L’Europe peut-elle se différencier en la matière ?

 

Privilégier les acteurs européens, c’est effectivement une autre approche responsable. Dans le domaine des LLM, ce n’est pas évident, mais dans d’autres, comme l’hébergement, nous y parvenons plutôt bien. Je crois que paradoxalement, c’est l’une des rares conséquences positives du trumpisme : une accélération de la prise de conscience de l’importance de la souveraineté économique, et donc de la souveraineté numérique. Je suis frappé de l’évolution des discours en quelques semaines : le sujet se lie à la nécessité de garantir la transition écologique et à la nécessité de se saisir nous-mêmes de l’extraterritorialité de nos règles européennes.
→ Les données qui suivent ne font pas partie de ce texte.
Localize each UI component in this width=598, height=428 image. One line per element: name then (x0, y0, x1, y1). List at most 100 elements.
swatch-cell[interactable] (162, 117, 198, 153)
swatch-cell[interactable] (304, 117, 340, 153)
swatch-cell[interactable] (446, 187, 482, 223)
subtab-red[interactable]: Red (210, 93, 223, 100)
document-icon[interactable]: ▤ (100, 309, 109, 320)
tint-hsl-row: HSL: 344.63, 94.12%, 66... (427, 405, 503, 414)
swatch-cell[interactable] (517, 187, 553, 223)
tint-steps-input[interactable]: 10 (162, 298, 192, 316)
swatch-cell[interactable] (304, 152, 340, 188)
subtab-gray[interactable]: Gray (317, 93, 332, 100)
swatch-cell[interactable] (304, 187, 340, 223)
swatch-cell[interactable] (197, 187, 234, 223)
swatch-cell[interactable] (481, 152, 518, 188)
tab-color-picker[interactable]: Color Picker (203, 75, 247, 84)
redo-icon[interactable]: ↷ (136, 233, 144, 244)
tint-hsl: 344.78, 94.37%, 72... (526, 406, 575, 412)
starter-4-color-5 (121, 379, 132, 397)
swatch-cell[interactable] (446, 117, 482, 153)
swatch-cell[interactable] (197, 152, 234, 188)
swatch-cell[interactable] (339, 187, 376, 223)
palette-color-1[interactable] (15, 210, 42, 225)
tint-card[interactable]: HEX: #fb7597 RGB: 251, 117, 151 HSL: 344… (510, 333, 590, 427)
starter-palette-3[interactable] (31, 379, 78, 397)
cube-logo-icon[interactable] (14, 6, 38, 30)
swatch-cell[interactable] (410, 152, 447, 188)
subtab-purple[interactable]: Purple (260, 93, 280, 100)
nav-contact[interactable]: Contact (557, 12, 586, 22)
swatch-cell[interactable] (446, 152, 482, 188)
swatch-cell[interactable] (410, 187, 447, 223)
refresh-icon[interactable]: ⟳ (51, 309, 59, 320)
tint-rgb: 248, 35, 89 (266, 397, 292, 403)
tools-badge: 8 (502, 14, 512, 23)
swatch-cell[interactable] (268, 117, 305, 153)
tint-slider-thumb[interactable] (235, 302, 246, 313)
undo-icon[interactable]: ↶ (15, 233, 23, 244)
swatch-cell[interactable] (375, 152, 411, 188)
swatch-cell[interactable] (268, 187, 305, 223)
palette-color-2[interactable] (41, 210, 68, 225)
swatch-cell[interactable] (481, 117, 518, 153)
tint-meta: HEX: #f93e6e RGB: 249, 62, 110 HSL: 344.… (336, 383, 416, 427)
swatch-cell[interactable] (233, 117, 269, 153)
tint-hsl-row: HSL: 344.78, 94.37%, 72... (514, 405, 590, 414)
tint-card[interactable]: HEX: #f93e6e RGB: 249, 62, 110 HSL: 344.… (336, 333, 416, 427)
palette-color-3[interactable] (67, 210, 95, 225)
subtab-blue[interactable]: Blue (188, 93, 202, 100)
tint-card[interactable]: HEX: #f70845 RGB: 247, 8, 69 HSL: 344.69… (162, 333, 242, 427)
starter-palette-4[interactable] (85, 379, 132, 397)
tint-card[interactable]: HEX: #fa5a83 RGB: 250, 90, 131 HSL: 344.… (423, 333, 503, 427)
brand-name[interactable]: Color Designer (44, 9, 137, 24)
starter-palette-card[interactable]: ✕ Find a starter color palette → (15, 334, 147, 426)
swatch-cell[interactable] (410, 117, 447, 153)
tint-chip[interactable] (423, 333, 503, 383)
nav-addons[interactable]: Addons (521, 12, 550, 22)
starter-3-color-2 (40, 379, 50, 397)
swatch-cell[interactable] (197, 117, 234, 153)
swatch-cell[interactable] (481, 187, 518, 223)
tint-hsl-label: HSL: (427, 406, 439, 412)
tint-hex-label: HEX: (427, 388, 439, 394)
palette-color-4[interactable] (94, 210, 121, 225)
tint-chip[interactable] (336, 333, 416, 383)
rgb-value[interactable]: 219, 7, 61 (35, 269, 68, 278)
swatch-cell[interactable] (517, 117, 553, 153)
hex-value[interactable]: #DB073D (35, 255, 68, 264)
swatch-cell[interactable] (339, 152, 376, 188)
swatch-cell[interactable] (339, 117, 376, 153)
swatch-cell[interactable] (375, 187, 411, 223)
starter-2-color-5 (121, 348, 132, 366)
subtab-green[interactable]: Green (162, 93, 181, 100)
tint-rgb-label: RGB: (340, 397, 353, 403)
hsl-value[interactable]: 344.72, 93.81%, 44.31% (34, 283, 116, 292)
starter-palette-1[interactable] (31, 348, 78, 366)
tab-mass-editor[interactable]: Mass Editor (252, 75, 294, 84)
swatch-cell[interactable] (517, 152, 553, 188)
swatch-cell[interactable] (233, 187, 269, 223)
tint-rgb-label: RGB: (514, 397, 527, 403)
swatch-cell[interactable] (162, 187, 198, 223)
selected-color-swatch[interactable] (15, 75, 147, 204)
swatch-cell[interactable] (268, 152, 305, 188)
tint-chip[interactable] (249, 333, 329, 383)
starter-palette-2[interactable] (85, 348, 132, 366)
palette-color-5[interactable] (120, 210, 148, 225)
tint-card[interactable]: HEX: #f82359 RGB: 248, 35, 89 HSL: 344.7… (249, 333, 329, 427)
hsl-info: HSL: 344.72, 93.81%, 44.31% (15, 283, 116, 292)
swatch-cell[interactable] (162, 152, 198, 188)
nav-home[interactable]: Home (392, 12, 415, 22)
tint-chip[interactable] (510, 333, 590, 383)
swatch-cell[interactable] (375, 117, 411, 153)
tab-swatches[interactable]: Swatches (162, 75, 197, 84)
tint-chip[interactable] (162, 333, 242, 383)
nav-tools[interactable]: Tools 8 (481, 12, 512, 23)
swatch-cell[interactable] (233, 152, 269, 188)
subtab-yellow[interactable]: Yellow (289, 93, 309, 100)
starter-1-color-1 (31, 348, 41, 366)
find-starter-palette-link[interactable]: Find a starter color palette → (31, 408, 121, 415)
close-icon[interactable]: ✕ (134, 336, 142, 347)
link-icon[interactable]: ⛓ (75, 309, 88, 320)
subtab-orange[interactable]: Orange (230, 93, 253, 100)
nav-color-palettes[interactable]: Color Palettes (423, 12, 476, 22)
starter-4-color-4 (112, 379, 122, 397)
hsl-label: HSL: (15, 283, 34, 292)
L’Union européenne s’est emparée du sujet et c’est heureux. La volonté d’investir dans un numérique souverain français ou européen s’affiche bien plus. C’est une conséquence heureuse de l’instabilité géopolitique actuelle. Au niveau de l’entreprise, la dépendance technologique est également un risque stratégique pensé en tant que tel. Nous voyons bien les limites et les risques que créent la généralisation du mode SaaS. Si les « robinets » se ferment du fait d’une décision politique, les conséquences sont lourdes pour un système d’information. Et sans surprise, cette dépendance est aussi corrélée à l’augmentation des tarifs par les acteurs qui sont en position de domination. Je constate qu’en interne, tout le monde s’est mis à réfléchir différemment sur le sujet.